End-to-End QA Scenario
Distributed Playwright Grid on ECS Fargate
Run thousands of Playwright tests in parallel using SQS-backed Fargate workers, autoscaled on queue depth.
Architecture
Pipeline ─► Lambda enqueues N test shards ─► SQS queue
│
ECS Fargate Service (auto-scales on ApproxNumberOfMessagesVisible)

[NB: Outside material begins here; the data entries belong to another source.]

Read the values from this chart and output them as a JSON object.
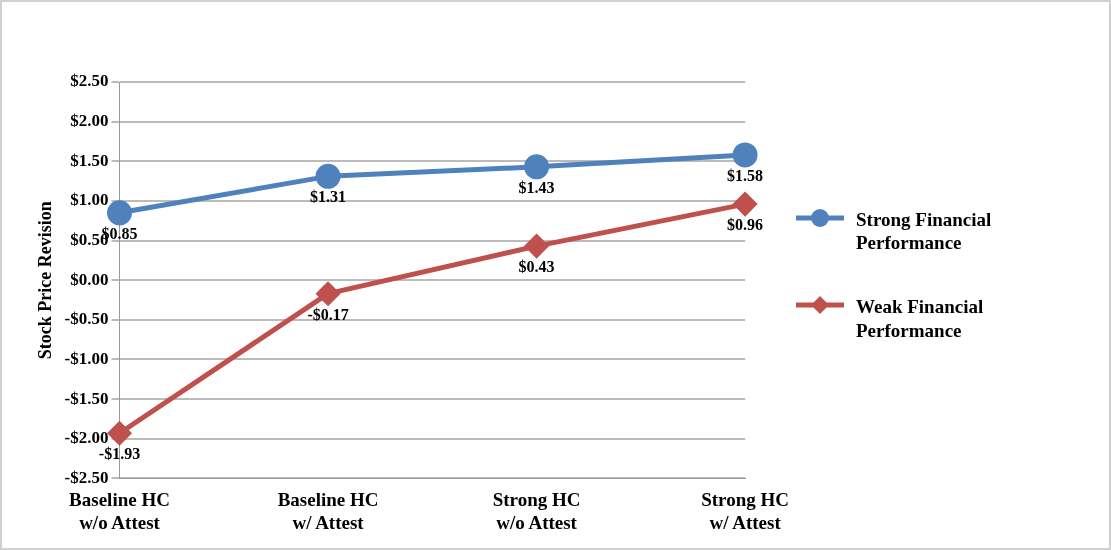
{
  "chart_data": {
    "type": "line",
    "ylabel": "Stock Price Revision",
    "categories": [
      "Baseline HC\nw/o Attest",
      "Baseline HC\nw/ Attest",
      "Strong HC\nw/o Attest",
      "Strong HC\nw/ Attest"
    ],
    "series": [
      {
        "name": "Strong Financial Performance",
        "color": "#4f81bd",
        "marker": "circle",
        "values": [
          0.85,
          1.31,
          1.43,
          1.58
        ],
        "value_labels": [
          "$0.85",
          "$1.31",
          "$1.43",
          "$1.58"
        ]
      },
      {
        "name": "Weak Financial Performance",
        "color": "#c0504d",
        "marker": "diamond",
        "values": [
          -1.93,
          -0.17,
          0.43,
          0.96
        ],
        "value_labels": [
          "-$1.93",
          "-$0.17",
          "$0.43",
          "$0.96"
        ]
      }
    ],
    "ylim": [
      -2.5,
      2.5
    ],
    "yticks": [
      {
        "value": 2.5,
        "label": "$2.50"
      },
      {
        "value": 2,
        "label": "$2.00"
      },
      {
        "value": 1.5,
        "label": "$1.50"
      },
      {
        "value": 1,
        "label": "$1.00"
      },
      {
        "value": 0.5,
        "label": "$0.50"
      },
      {
        "value": 0,
        "label": "$0.00"
      },
      {
        "value": -0.5,
        "label": "-$0.50"
      },
      {
        "value": -1,
        "label": "-$1.00"
      },
      {
        "value": -1.5,
        "label": "-$1.50"
      },
      {
        "value": -2,
        "label": "-$2.00"
      },
      {
        "value": -2.5,
        "label": "-$2.50"
      }
    ],
    "grid": "y",
    "legend": "right",
    "line_style": "solid"
  }
}
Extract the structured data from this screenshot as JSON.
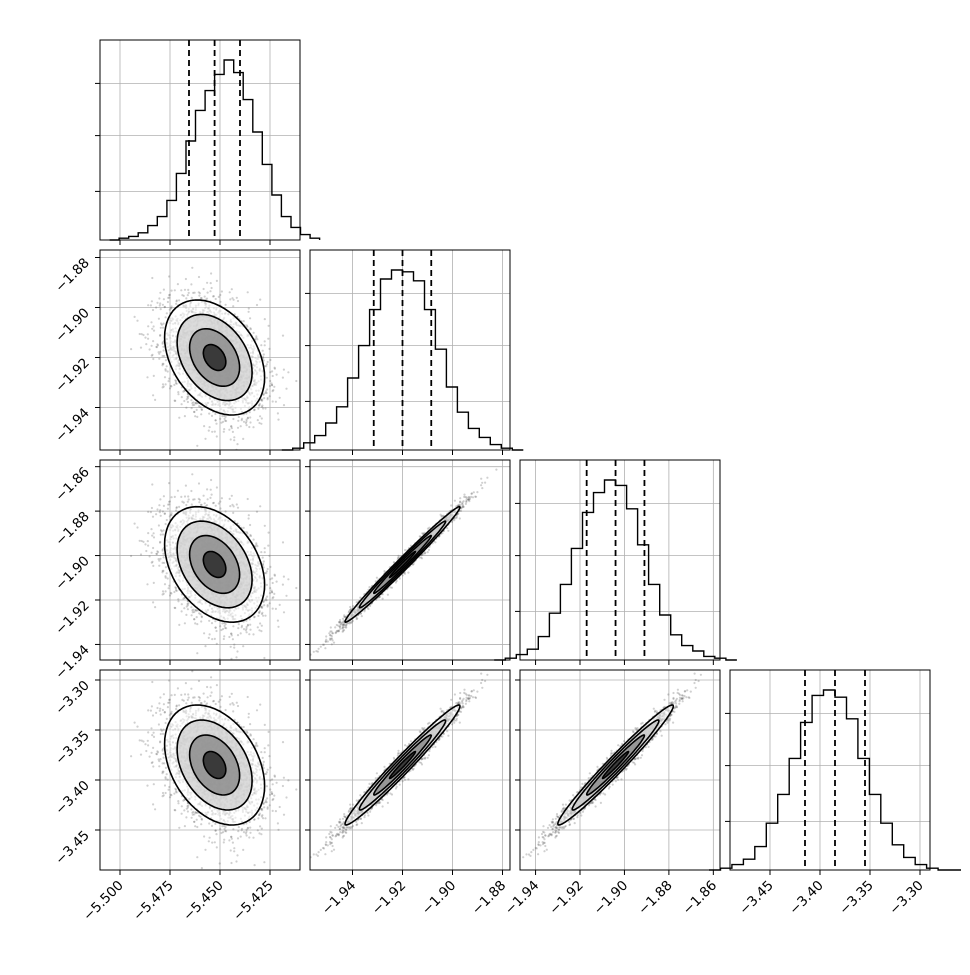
{
  "chart_data": {
    "type": "corner",
    "parameters": [
      {
        "index": 0,
        "range": [
          -5.51,
          -5.41
        ],
        "ticks": [
          -5.5,
          -5.475,
          -5.45,
          -5.425
        ],
        "tick_labels": [
          "−5.500",
          "−5.475",
          "−5.450",
          "−5.425"
        ],
        "quantiles": [
          -5.4655,
          -5.4527,
          -5.44
        ],
        "center": -5.4527,
        "sigma": 0.0125
      },
      {
        "index": 1,
        "range": [
          -1.957,
          -1.877
        ],
        "ticks": [
          -1.94,
          -1.92,
          -1.9,
          -1.88
        ],
        "tick_labels": [
          "−1.94",
          "−1.92",
          "−1.90",
          "−1.88"
        ],
        "quantiles": [
          -1.9315,
          -1.92,
          -1.9085
        ],
        "center": -1.92,
        "sigma": 0.0115
      },
      {
        "index": 2,
        "range": [
          -1.947,
          -1.857
        ],
        "ticks": [
          -1.94,
          -1.92,
          -1.9,
          -1.88,
          -1.86
        ],
        "tick_labels": [
          "−1.94",
          "−1.92",
          "−1.90",
          "−1.88",
          "−1.86"
        ],
        "quantiles": [
          -1.917,
          -1.904,
          -1.891
        ],
        "center": -1.904,
        "sigma": 0.013
      },
      {
        "index": 3,
        "range": [
          -3.49,
          -3.29
        ],
        "ticks": [
          -3.45,
          -3.4,
          -3.35,
          -3.3
        ],
        "tick_labels": [
          "−3.45",
          "−3.40",
          "−3.35",
          "−3.30"
        ],
        "quantiles": [
          -3.415,
          -3.385,
          -3.355
        ],
        "center": -3.385,
        "sigma": 0.03
      }
    ],
    "correlations": {
      "0-1": -0.35,
      "0-2": -0.35,
      "0-3": -0.35,
      "1-2": 0.99,
      "1-3": 0.98,
      "2-3": 0.98
    },
    "histograms": [
      [
        0.0,
        0.01,
        0.02,
        0.04,
        0.08,
        0.13,
        0.22,
        0.37,
        0.55,
        0.72,
        0.83,
        0.92,
        1.0,
        0.93,
        0.78,
        0.6,
        0.42,
        0.25,
        0.13,
        0.07,
        0.03,
        0.01
      ],
      [
        0.0,
        0.01,
        0.04,
        0.08,
        0.15,
        0.24,
        0.4,
        0.58,
        0.78,
        0.95,
        1.0,
        0.99,
        0.94,
        0.78,
        0.56,
        0.35,
        0.21,
        0.12,
        0.07,
        0.03,
        0.01,
        0.0
      ],
      [
        0.0,
        0.01,
        0.03,
        0.06,
        0.13,
        0.26,
        0.42,
        0.62,
        0.82,
        0.93,
        1.0,
        0.97,
        0.84,
        0.64,
        0.42,
        0.25,
        0.14,
        0.08,
        0.05,
        0.02,
        0.01,
        0.0
      ],
      [
        0.0,
        0.01,
        0.03,
        0.06,
        0.13,
        0.26,
        0.42,
        0.62,
        0.82,
        0.97,
        1.0,
        0.96,
        0.84,
        0.62,
        0.42,
        0.26,
        0.14,
        0.07,
        0.03,
        0.01,
        0.0,
        0.0
      ]
    ],
    "title": "",
    "xlabel": "",
    "ylabel": "",
    "grid": true
  }
}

├─► Worker 1 ─► run shard ─► JUnit + traces to S3
├─► Worker 2 ─► ...
└─► Worker M ─► ...
│
EventBridge "queue empty" ─► Lambda aggregator ─► reportWorkflow steps
- 1
Shard
Lambda splits the Playwright spec list into N shards (size tuned from historical durations) and enqueues to SQS.
- 2
Scale
ECS Service Auto Scaling tracks `ApproximateNumberOfMessagesVisible`; scales 1 → 100 workers in minutes.
- 3
Execute
Each Fargate task pulls a shard, runs `npx playwright test --shard`, uploads JUnit + trace.zip + video to S3.
- 4
Aggregate
When queue is empty, EventBridge invokes a Lambda that merges shards into a single HTML report.
- 5
Cleanup
Service scales back to 0; CloudWatch dashboard shows runtime, cost per run, and flake rate.
Key takeaways
- Wall-clock collapses from hours to minutes by trading parallelism for cost.
- Queue-driven scaling means you never pay for idle workers between runs.
- Traces and videos in S3 make every failure debuggable post-hoc.